Depending on the use case, we might not always have control over the mobile device hardware. Luckily, we can often make up for it on the server-side, selecting proper CPU or Memory across available options, adding graphic cards, Tensor Processing Units or even custom FPGA chips.
There’s also a lot we can do in the software domain to keep latency under control.
- Properly architecting API (to perform a single request instead of multiple requests on critical paths).
- Non-blocking IO (if we need many requests that can be parallelised).
- Optimized network protocols stack and packet processing offloading (e.g. with DPDK)
- Lightweight frameworks and libraries.
- Reducing unnecessary dependencies and footprints.
- Selecting appropriate languages and writing low-level code constructs with speed in mind.
- Computational complexity awareness.
- Batch processing and multithreading.
- Properly utilizing NUMA (Non-uniform memory access) and SR-IOV (Single-root input/output virtualization).
- Further fine-tuning of virtual machines, operating systems, containers and their orchestration, garbage collectors.

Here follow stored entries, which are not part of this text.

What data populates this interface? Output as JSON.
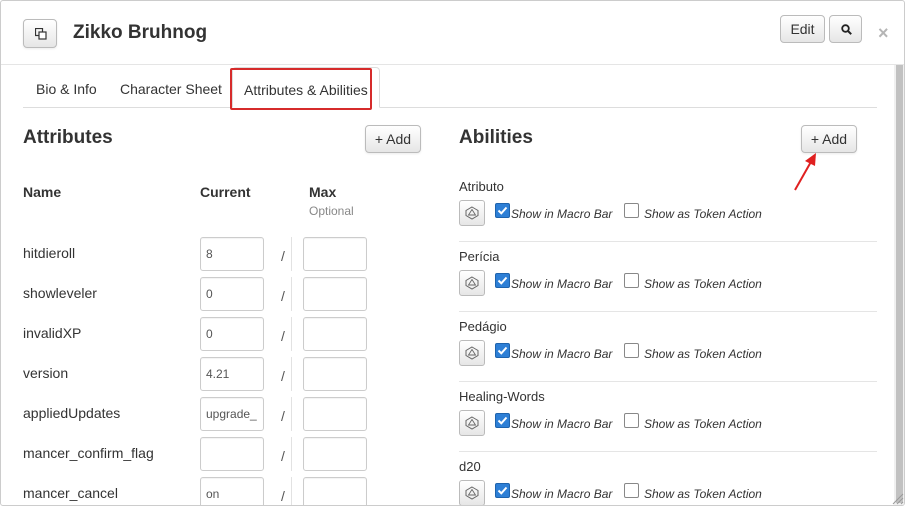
{
  "title_bar": {
    "character_name": "Zikko Bruhnog",
    "edit_label": "Edit",
    "close_glyph": "×",
    "popout_icon": "popout-icon",
    "search_icon": "search-icon"
  },
  "tabs": [
    {
      "label": "Bio & Info",
      "active": false
    },
    {
      "label": "Character Sheet",
      "active": false
    },
    {
      "label": "Attributes & Abilities",
      "active": true
    }
  ],
  "attributes": {
    "title": "Attributes",
    "add_label": "+ Add",
    "col_name": "Name",
    "col_current": "Current",
    "col_max": "Max",
    "col_max_sub": "Optional",
    "slash": "/",
    "rows": [
      {
        "name": "hitdieroll",
        "current": "8",
        "max": ""
      },
      {
        "name": "showleveler",
        "current": "0",
        "max": ""
      },
      {
        "name": "invalidXP",
        "current": "0",
        "max": ""
      },
      {
        "name": "version",
        "current": "4.21",
        "max": ""
      },
      {
        "name": "appliedUpdates",
        "current": "upgrade_",
        "max": ""
      },
      {
        "name": "mancer_confirm_flag",
        "current": "",
        "max": ""
      },
      {
        "name": "mancer_cancel",
        "current": "on",
        "max": ""
      }
    ]
  },
  "abilities": {
    "title": "Abilities",
    "add_label": "+ Add",
    "macro_bar_label": "Show in Macro Bar",
    "token_action_label": "Show as Token Action",
    "rows": [
      {
        "name": "Atributo",
        "macro_bar": true,
        "token_action": false
      },
      {
        "name": "Perícia",
        "macro_bar": true,
        "token_action": false
      },
      {
        "name": "Pedágio",
        "macro_bar": true,
        "token_action": false
      },
      {
        "name": "Healing-Words",
        "macro_bar": true,
        "token_action": false
      },
      {
        "name": "d20",
        "macro_bar": true,
        "token_action": false
      }
    ]
  },
  "colors": {
    "highlight": "#d62b2b",
    "checkbox_checked": "#2d7fd6"
  }
}
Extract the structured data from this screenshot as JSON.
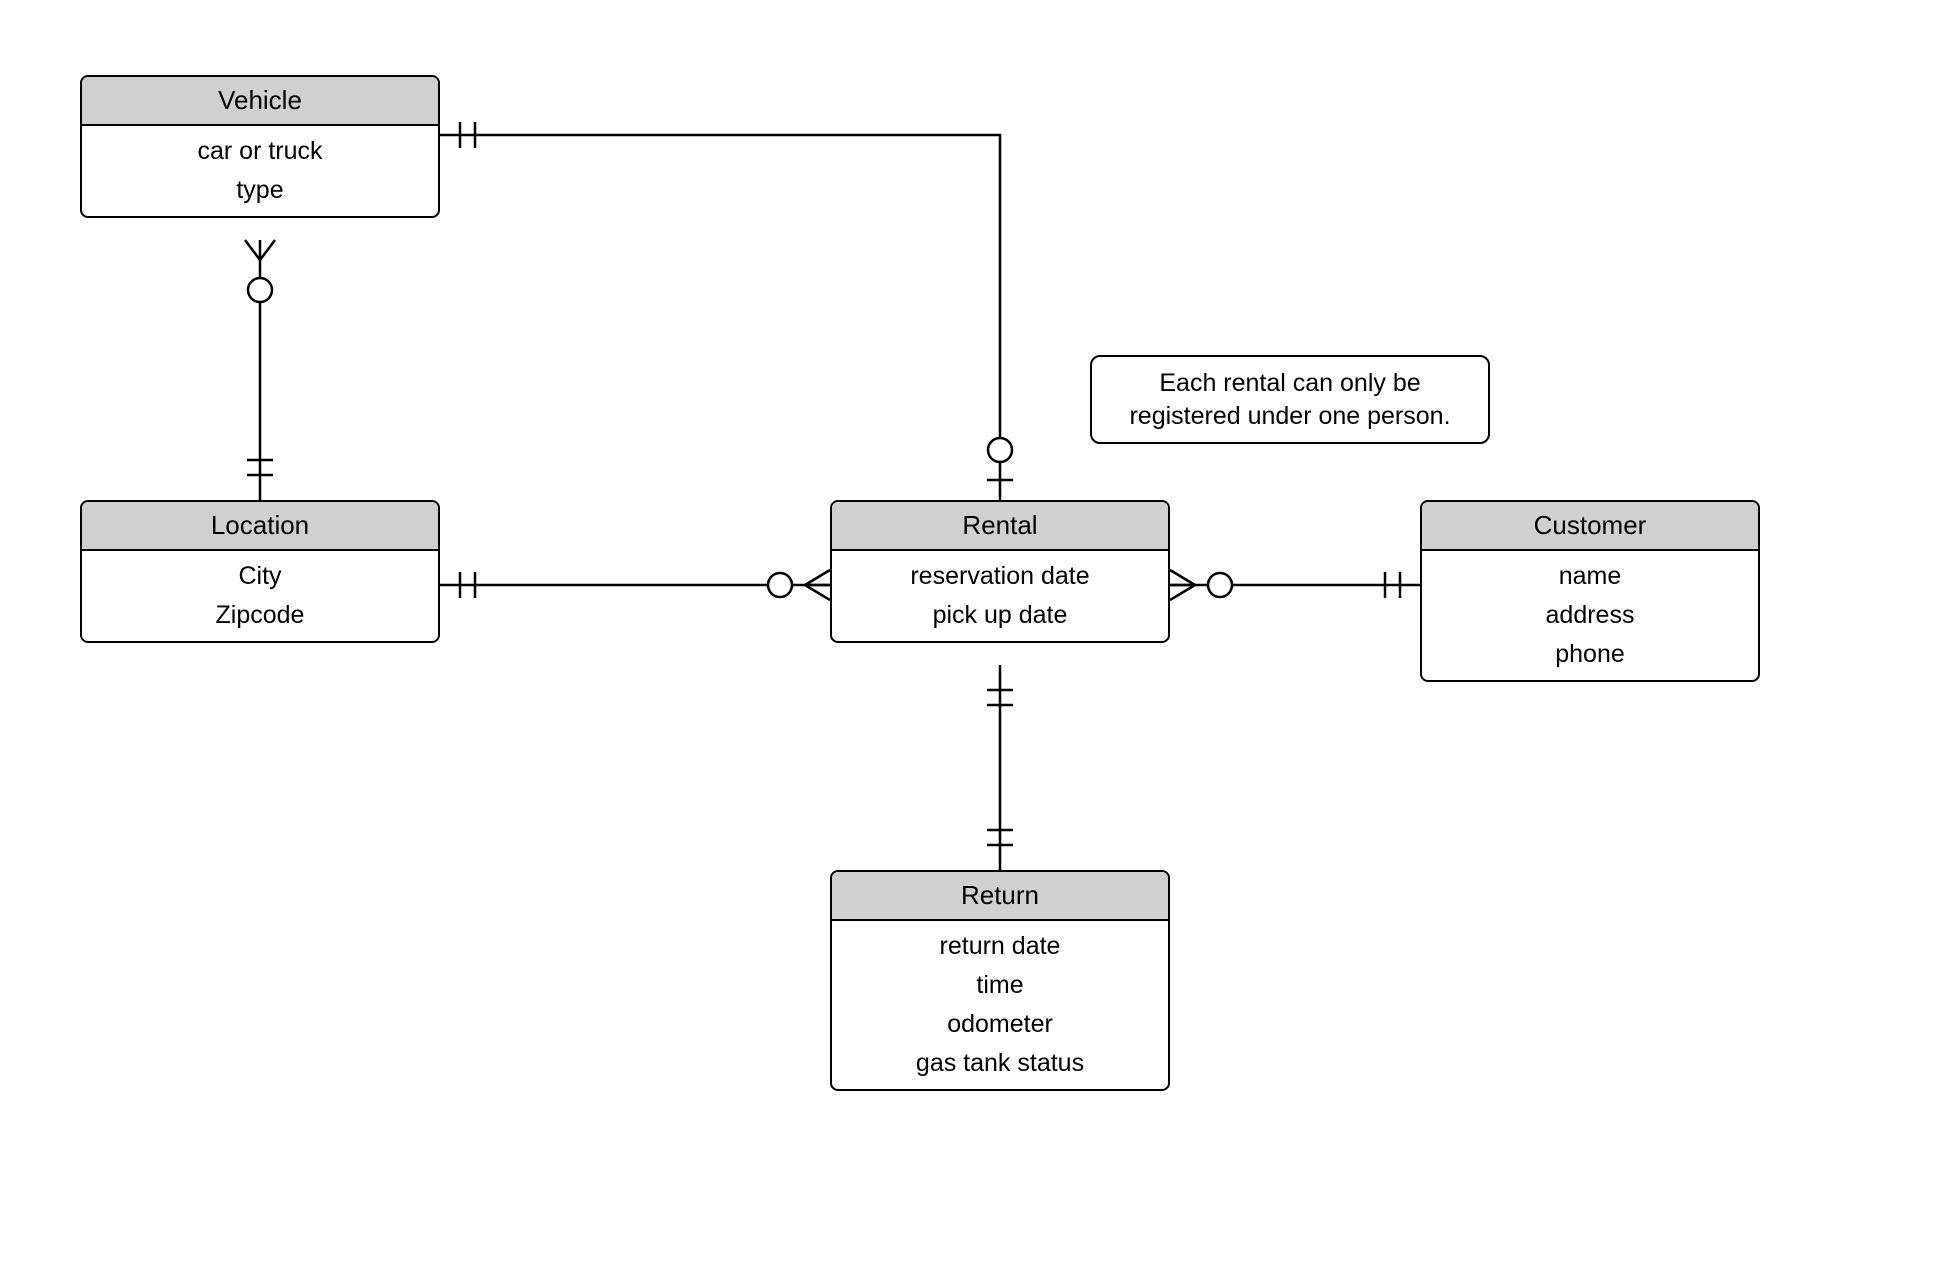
{
  "entities": {
    "vehicle": {
      "name": "Vehicle",
      "attrs": [
        "car or truck",
        "type"
      ]
    },
    "location": {
      "name": "Location",
      "attrs": [
        "City",
        "Zipcode"
      ]
    },
    "rental": {
      "name": "Rental",
      "attrs": [
        "reservation date",
        "pick up date"
      ]
    },
    "customer": {
      "name": "Customer",
      "attrs": [
        "name",
        "address",
        "phone"
      ]
    },
    "return": {
      "name": "Return",
      "attrs": [
        "return date",
        "time",
        "odometer",
        "gas tank status"
      ]
    }
  },
  "note": {
    "line1": "Each rental can only be",
    "line2": "registered under one person."
  },
  "relationships": [
    {
      "from": "Vehicle",
      "to": "Location",
      "from_card": "zero-or-many",
      "to_card": "one-and-only-one"
    },
    {
      "from": "Vehicle",
      "to": "Rental",
      "from_card": "one-and-only-one",
      "to_card": "zero-or-one"
    },
    {
      "from": "Location",
      "to": "Rental",
      "from_card": "one-and-only-one",
      "to_card": "zero-or-many"
    },
    {
      "from": "Rental",
      "to": "Customer",
      "from_card": "zero-or-many",
      "to_card": "one-and-only-one"
    },
    {
      "from": "Rental",
      "to": "Return",
      "from_card": "one-and-only-one",
      "to_card": "one-and-only-one"
    }
  ]
}
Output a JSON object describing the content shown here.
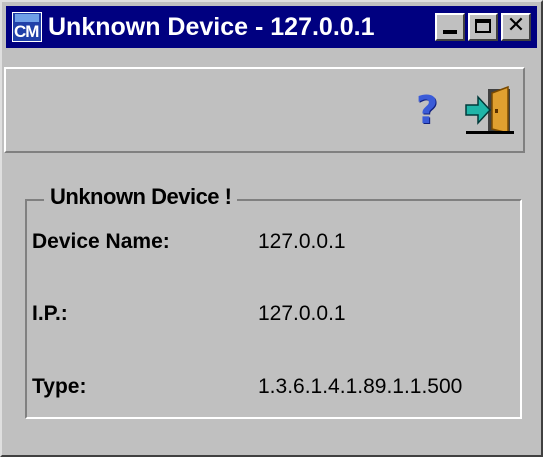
{
  "window": {
    "title": "Unknown Device - 127.0.0.1",
    "app_icon_text": "CM"
  },
  "titlebar_buttons": {
    "minimize": "minimize-icon",
    "maximize": "maximize-icon",
    "close_label": "✕"
  },
  "toolbar": {
    "help_label": "?",
    "help_icon": "help-icon",
    "exit_icon": "exit-door-icon"
  },
  "group": {
    "title": "Unknown Device !",
    "fields": [
      {
        "label": "Device Name:",
        "value": "127.0.0.1"
      },
      {
        "label": "I.P.:",
        "value": "127.0.0.1"
      },
      {
        "label": "Type:",
        "value": "1.3.6.1.4.1.89.1.1.500"
      }
    ]
  },
  "colors": {
    "titlebar": "#000080",
    "face": "#c0c0c0",
    "help_icon": "#3a5bd8",
    "exit_arrow": "#1fb5a8"
  }
}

…or whatever else is there to eat up our precious milliseconds down the technology chain!
Latency is a delicate subject and can be gained or lost in many places between the mobile device and its backend. If everything is well-architected, implemented, and deployed, 5G enables to achieve a single-digit millisecond latency range which opens up an entirely new level of possibilities for business across a vast number of use cases.
And to see what the difference between a 16 and 17 milliseconds roundtrip latency can lead to, check out the… Hummingbird Project movie!